On 9 February 2012 18:23, William Stein <wst...@gmail.com> wrote:

>
> FUD.  I've spent significant time with autotools documentation.
>
If I could be bothered (which I can't), I could point to lots of things in
that early prereq script which dont conform even one little bit to how you
are supposed to use autoconf.



>
> > see his early attempt at the "prereq" configure script, which was
> written to
> > be processed by autoconf. Just about every reccomendation in the manual
> was
> > ignored.
>
> The manuals suck.
>


I disagree.


>
>
> I still feel that what is being proposed is very vague.   Is it to
> deprecate all of these variables [1] (but still fully support them for
> at least one year!), and make them options to a ./configure script?
>
>   http://sagemath.org/doc/installation/source.html#environment-variables
>
> And, merge that with the current prereq autoconf code?  Is that the
> proposal?
>

There would be advantages to portability, even amoungst Linux users. One of
the main concepts of the autotools is that you don't make choices based on
the platform, but test the complete system (OS/compiler/linker etc). So
instead of having endless workaround on specific distributions, you create
a test (in C usually), that shows if the issue exists or not. Then you
apply the workaround if the issue exists.

Instead of testing for a SPARC processor if you have code which is
big-endian/little endian specific, you should write a test which checks if
the system is big/little endian. Then it automatically will work on any new
big-endian processor.

If something is an issue on Debian, instead of checking for Debian, you
write a test for the problem. Then you have solved the issue for any system
- one derrived from Debian, or even something completely differet.

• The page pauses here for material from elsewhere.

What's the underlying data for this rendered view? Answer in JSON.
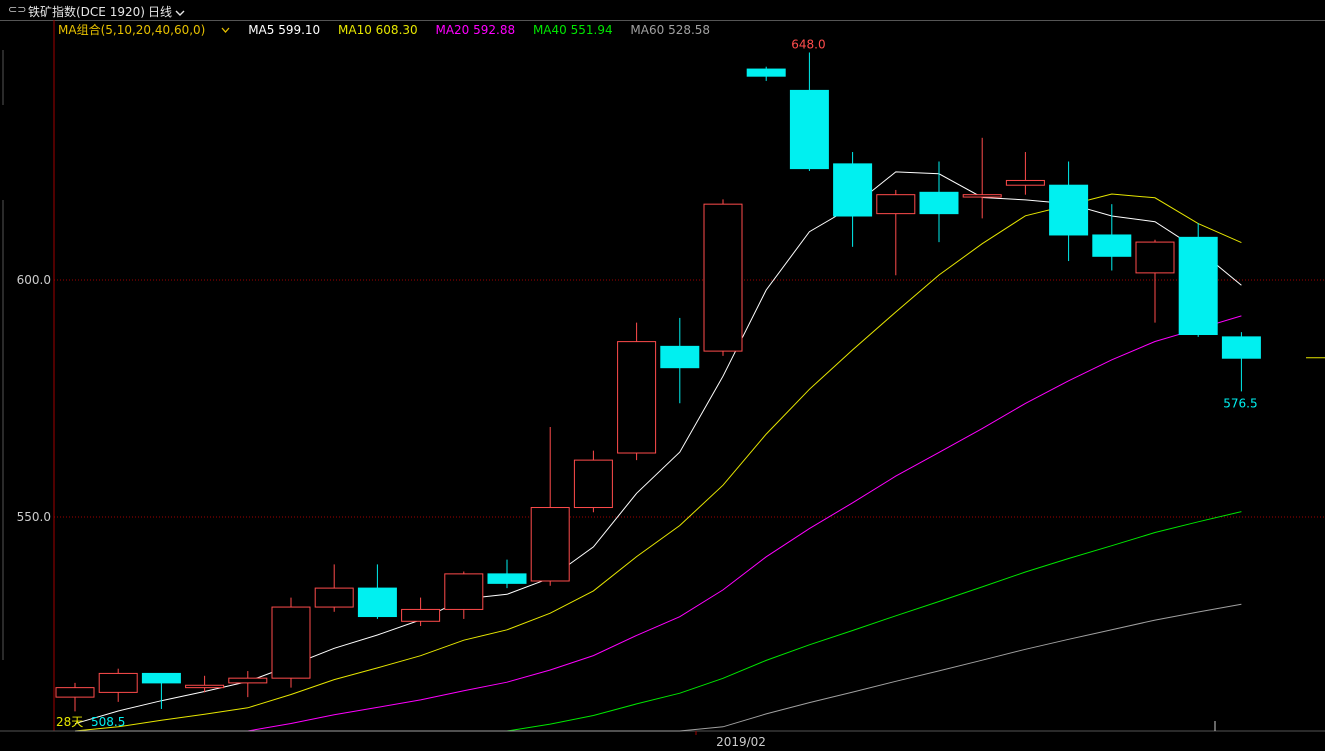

We have a patch which get added on Solaris sometimes, as there's a bug in a
library, which has been fixed by a Sun patch. So one should write a test
which checks if the bug exists or not.

I think you would find that by doing away with a lot of patches which are
applied on certain Linux distributions, you would get code which would work
more easily on more

There's a lot to be said for using autotools, but I would agree they are
not the easiest tools to use, and I fear we might not get the full benefit.